Corruption in Indian Medicine

Or Overenthusiasm of the Marketing Department

Corruption in Indian medicine is back on the front pages. One would think that there has been an abrupt spurt in corrupt practices or a major scandal. Nothing of that sort has happened. However, there have been some interesting developments for the focus to shift back to what is really a very old affliction. This is an update on recent happenings as the entrepreneurial spirit of the new India plays out in healthcare.

Sanjay Nagral
July 19, 2014, EPW

An Australian physician, David Berger, after volunteering for a year in a hospital in the Himalayas, wrote a scathing piece in the prestigious journal, BMJ (formerly the British Medical Journal) in May detailing the corrupt practices he experienced.1 Berger perhaps had the advantage of seeing the problem with the clarity that only an outsider can. While his article had eloquent descriptions of corrupt practices well known to anyone who engages with healthcare in India, he made some critical points worth noting. The first was to establish a linkage between India’s highly privatised healthcare model, the liberalised economy and the booming private medical college industry. The second was that corrupt practices, including the payment of commissions and cuts, severely undermine the doctor-patient relationship in India, as a result of which patients now fear going to doctors. Finally, in a strange twist, he called upon the international medical community to take on this corruption because, as he put it, “If prompt reform is not forthcoming from within the country, then the spotlight needs to turn global.” He suggested that one tangible way of doing this was by “the medical licensing authorities of the United Kingdom, the US, Canada, Australia, and New Zealand” (countries where a large number of Indian medical graduates migrate) withdrawing recognition “from all suspect private Indian medical colleges, sending a signal that there is no longer such a thing as ‘local corruption.’”
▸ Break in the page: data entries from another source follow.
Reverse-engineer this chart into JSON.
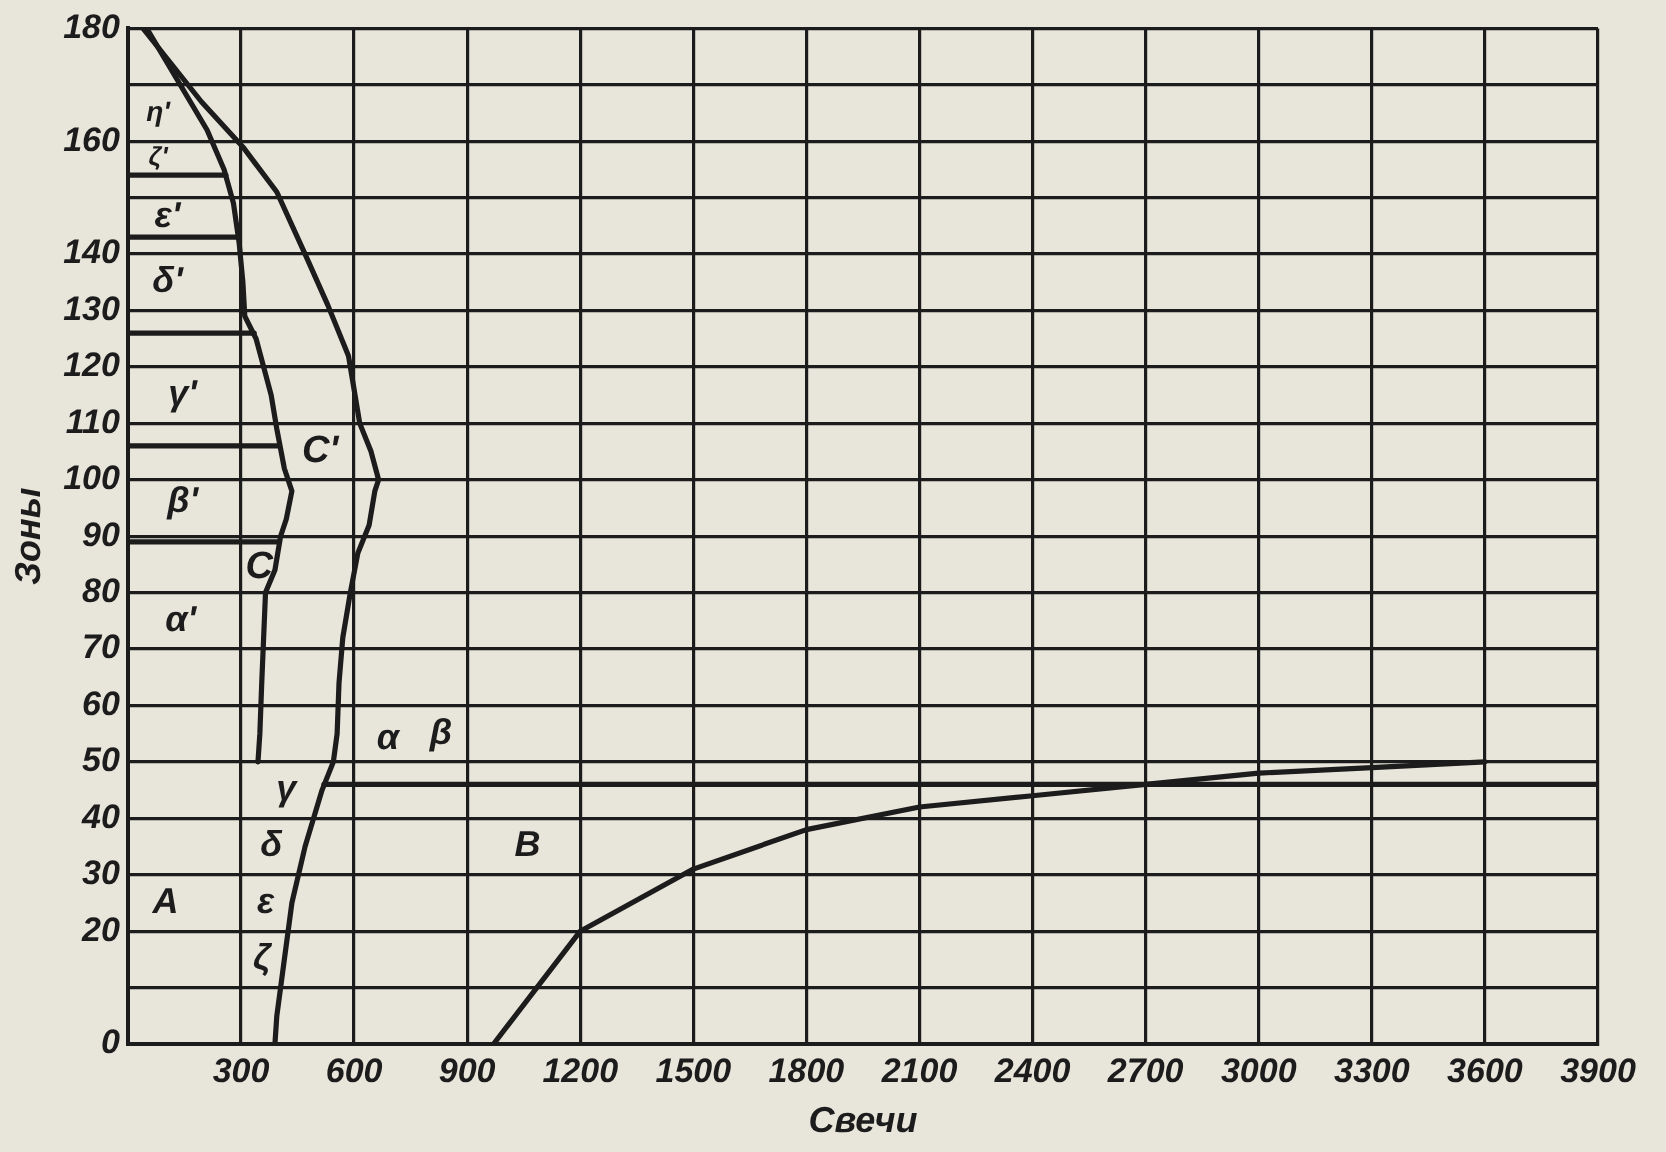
{
  "chart_data": {
    "type": "line",
    "xlabel": "Свечи",
    "ylabel": "Зоны",
    "xlim": [
      0,
      3900
    ],
    "xticks": [
      300,
      600,
      900,
      1200,
      1500,
      1800,
      2100,
      2400,
      2700,
      3000,
      3300,
      3600,
      3900
    ],
    "ylim": [
      0,
      180
    ],
    "yticks": [
      0,
      {
        "value": 10,
        "label": null
      },
      20,
      30,
      40,
      50,
      60,
      70,
      80,
      90,
      100,
      110,
      120,
      130,
      140,
      {
        "value": 150,
        "label": null
      },
      160,
      {
        "value": 170,
        "label": null
      },
      180
    ],
    "grid": true,
    "series": [
      {
        "name": "C",
        "color": "#1c1c1c",
        "x": [
          50,
          210,
          255,
          280,
          295,
          305,
          310,
          340,
          360,
          380,
          395,
          415,
          435,
          420,
          405,
          390,
          365,
          360,
          355,
          350,
          345
        ],
        "values": [
          180,
          162,
          155,
          149,
          142,
          135,
          129,
          125,
          120,
          115,
          109,
          102,
          98,
          93,
          90,
          84,
          80,
          72,
          64,
          55,
          50
        ]
      },
      {
        "name": "C'",
        "color": "#1c1c1c",
        "x": [
          40,
          195,
          305,
          395,
          470,
          530,
          585,
          600,
          615,
          645,
          665,
          655,
          640,
          610,
          590,
          570,
          560,
          555,
          545,
          515,
          470,
          435,
          395,
          390
        ],
        "values": [
          180,
          167,
          159,
          151,
          140,
          131,
          122,
          116,
          110,
          105,
          100,
          98,
          92,
          87,
          80,
          72,
          64,
          55,
          50,
          45,
          35,
          25,
          5,
          0
        ]
      },
      {
        "color": "#1c1c1c",
        "x": [
          970,
          1200,
          1500,
          1800,
          2100,
          2400,
          2700,
          3000,
          3300,
          3600
        ],
        "values": [
          0,
          20,
          31,
          38,
          42,
          44,
          46,
          48,
          49,
          50
        ]
      },
      {
        "color": "#1c1c1c",
        "x": [
          0,
          400
        ],
        "values": [
          89,
          89
        ]
      },
      {
        "color": "#1c1c1c",
        "x": [
          0,
          400
        ],
        "values": [
          106,
          106
        ]
      },
      {
        "color": "#1c1c1c",
        "x": [
          0,
          335
        ],
        "values": [
          126,
          126
        ]
      },
      {
        "color": "#1c1c1c",
        "x": [
          0,
          290
        ],
        "values": [
          143,
          143
        ]
      },
      {
        "color": "#1c1c1c",
        "x": [
          0,
          260
        ],
        "values": [
          154,
          154
        ]
      },
      {
        "color": "#1c1c1c",
        "x": [
          520,
          3900
        ],
        "values": [
          46,
          46
        ]
      }
    ],
    "annotations": [
      "A",
      "B",
      "α",
      "β",
      "γ",
      "δ",
      "ε",
      "ζ",
      "α'",
      "β'",
      "γ'",
      "δ'",
      "ε'",
      "ζ'",
      "η'"
    ]
  }
}
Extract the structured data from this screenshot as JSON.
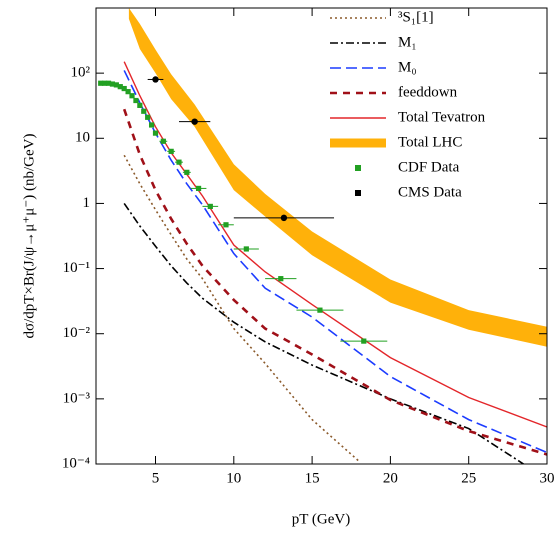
{
  "chart_data": {
    "type": "line",
    "x_label": "pT (GeV)",
    "y_label": "dσ/dpT×Br(J/ψ→μ⁺μ⁻) (nb/GeV)",
    "xlim": [
      1.2,
      30
    ],
    "xticks": [
      5,
      10,
      15,
      20,
      25,
      30
    ],
    "ylim": [
      0.0001,
      1000
    ],
    "log_y": true,
    "yticks": [
      {
        "value": 0.0001,
        "label": "10⁻⁴"
      },
      {
        "value": 0.001,
        "label": "10⁻³"
      },
      {
        "value": 0.01,
        "label": "10⁻²"
      },
      {
        "value": 0.1,
        "label": "10⁻¹"
      },
      1,
      10,
      {
        "value": 100,
        "label": "10²"
      }
    ],
    "series": [
      {
        "name": "³S₁[1]",
        "kind": "line",
        "color": "#8b5a2b",
        "style": "dotted",
        "x": [
          3,
          4,
          5,
          6,
          7,
          8,
          10,
          12,
          15,
          18
        ],
        "values": [
          5.5,
          2,
          0.8,
          0.33,
          0.14,
          0.07,
          0.012,
          0.0035,
          0.00048,
          0.00011
        ]
      },
      {
        "name": "M₁",
        "kind": "line",
        "color": "#000000",
        "style": "dashdot",
        "x": [
          3,
          4,
          5,
          6,
          7,
          8,
          10,
          12,
          15,
          20,
          25,
          28.5
        ],
        "values": [
          1.0,
          0.45,
          0.22,
          0.11,
          0.06,
          0.035,
          0.015,
          0.0075,
          0.0033,
          0.001,
          0.00035,
          0.0001
        ]
      },
      {
        "name": "M₀",
        "kind": "line",
        "color": "#1c3cff",
        "style": "dashed",
        "x": [
          3,
          4,
          5,
          6,
          7,
          8,
          10,
          12,
          15,
          20,
          25,
          30
        ],
        "values": [
          110,
          35,
          12,
          4.6,
          2,
          0.95,
          0.17,
          0.05,
          0.018,
          0.0022,
          0.00048,
          0.00015
        ]
      },
      {
        "name": "feeddown",
        "kind": "line",
        "color": "#a01018",
        "style": "thickdashed",
        "x": [
          3,
          4,
          5,
          6,
          7,
          8,
          10,
          12,
          15,
          20,
          25,
          30
        ],
        "values": [
          28,
          5.6,
          1.6,
          0.58,
          0.24,
          0.11,
          0.033,
          0.012,
          0.0048,
          0.00096,
          0.00032,
          0.00014
        ]
      },
      {
        "name": "Total Tevatron",
        "kind": "line",
        "color": "#e3262a",
        "style": "solid",
        "x": [
          3,
          4,
          5,
          6,
          7,
          8,
          10,
          12,
          15,
          20,
          25,
          30
        ],
        "values": [
          150,
          45,
          15,
          6,
          2.8,
          1.3,
          0.23,
          0.089,
          0.028,
          0.0043,
          0.00105,
          0.00037
        ]
      },
      {
        "name": "Total LHC",
        "kind": "band",
        "color": "#ffb10a",
        "x": [
          3.3,
          4,
          5,
          6,
          7.5,
          10,
          12,
          15,
          20,
          25,
          30
        ],
        "high": [
          1000,
          570,
          230,
          96,
          33,
          4,
          1.4,
          0.37,
          0.068,
          0.023,
          0.0128
        ],
        "low": [
          680,
          235,
          100,
          40,
          15,
          1.6,
          0.63,
          0.16,
          0.03,
          0.0115,
          0.0063
        ]
      },
      {
        "name": "CDF Data",
        "kind": "points",
        "color": "#22a022",
        "marker": "square",
        "x": [
          1.5,
          1.75,
          2,
          2.25,
          2.5,
          2.75,
          3,
          3.25,
          3.5,
          3.75,
          4,
          4.25,
          4.5,
          4.75,
          5,
          5.5,
          6,
          6.5,
          7,
          7.75,
          8.5,
          9.5,
          10.8,
          13,
          15.5,
          18.3
        ],
        "xerr": [
          0.125,
          0.125,
          0.125,
          0.125,
          0.125,
          0.125,
          0.125,
          0.125,
          0.125,
          0.125,
          0.125,
          0.125,
          0.125,
          0.125,
          0.125,
          0.25,
          0.25,
          0.25,
          0.25,
          0.5,
          0.5,
          0.5,
          0.8,
          1,
          1.5,
          1.5
        ],
        "values": [
          70,
          70,
          70,
          68,
          66,
          62,
          58,
          52,
          45,
          38,
          32,
          26,
          21,
          16,
          12,
          9,
          6.3,
          4.3,
          3,
          1.7,
          0.9,
          0.47,
          0.2,
          0.07,
          0.023,
          0.0077
        ]
      },
      {
        "name": "CMS Data",
        "kind": "points",
        "color": "#000000",
        "marker": "circle",
        "x": [
          5,
          7.5,
          13.2
        ],
        "xerr": [
          0.5,
          1,
          3.2
        ],
        "values": [
          80,
          18,
          0.6
        ]
      }
    ]
  }
}
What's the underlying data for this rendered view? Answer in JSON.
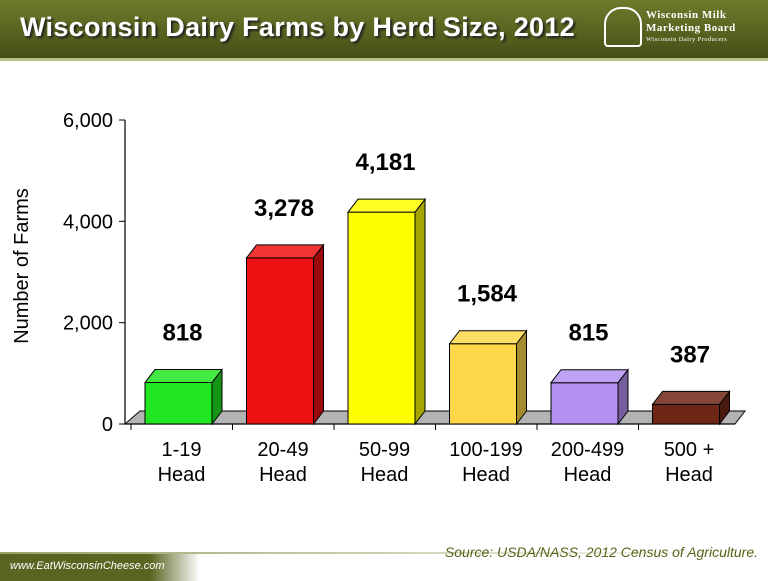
{
  "header": {
    "title": "Wisconsin Dairy Farms by Herd Size, 2012",
    "logo_line1": "Wisconsin Milk",
    "logo_line2": "Marketing Board",
    "logo_line3": "Wisconsin Dairy Producers"
  },
  "footer": {
    "url": "www.EatWisconsinCheese.com",
    "source": "Source:  USDA/NASS, 2012 Census of Agriculture."
  },
  "chart_data": {
    "type": "bar",
    "categories": [
      [
        "1-19",
        "Head"
      ],
      [
        "20-49",
        "Head"
      ],
      [
        "50-99",
        "Head"
      ],
      [
        "100-199",
        "Head"
      ],
      [
        "200-499",
        "Head"
      ],
      [
        "500 +",
        "Head"
      ]
    ],
    "values": [
      818,
      3278,
      4181,
      1584,
      815,
      387
    ],
    "data_labels": [
      "818",
      "3,278",
      "4,181",
      "1,584",
      "815",
      "387"
    ],
    "colors": [
      "#22e622",
      "#ee1111",
      "#ffff00",
      "#ffd84a",
      "#b591f2",
      "#6e2616"
    ],
    "ylabel": "Number of Farms",
    "ylim": [
      0,
      6000
    ],
    "yticks": [
      0,
      2000,
      4000,
      6000
    ],
    "ytick_labels": [
      "0",
      "2,000",
      "4,000",
      "6,000"
    ],
    "legend": false,
    "grid": false
  }
}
This was soon followed by an editorial in the BMJ co-authored by Samiran Nundy, a senior surgeon in Delhi.2 The authors, after lamenting the corruption described by Berger, analysed the drivers of this and remedial measures in some depth. They suggested that good governance, transparency, and zero tolerance must form the basis of an anti-corruption strategy. However, they hastened to add that these policies may be ineffective if healthcare professionals are not assured of a decent salary and fair opportunities for professional growth. They admitted that this is a difficult task in a corrupt society and that the answers may lie outside the world of medicine. They ended with an announcement and a call to join the BMJ in a campaign against corruption in Indian healthcare.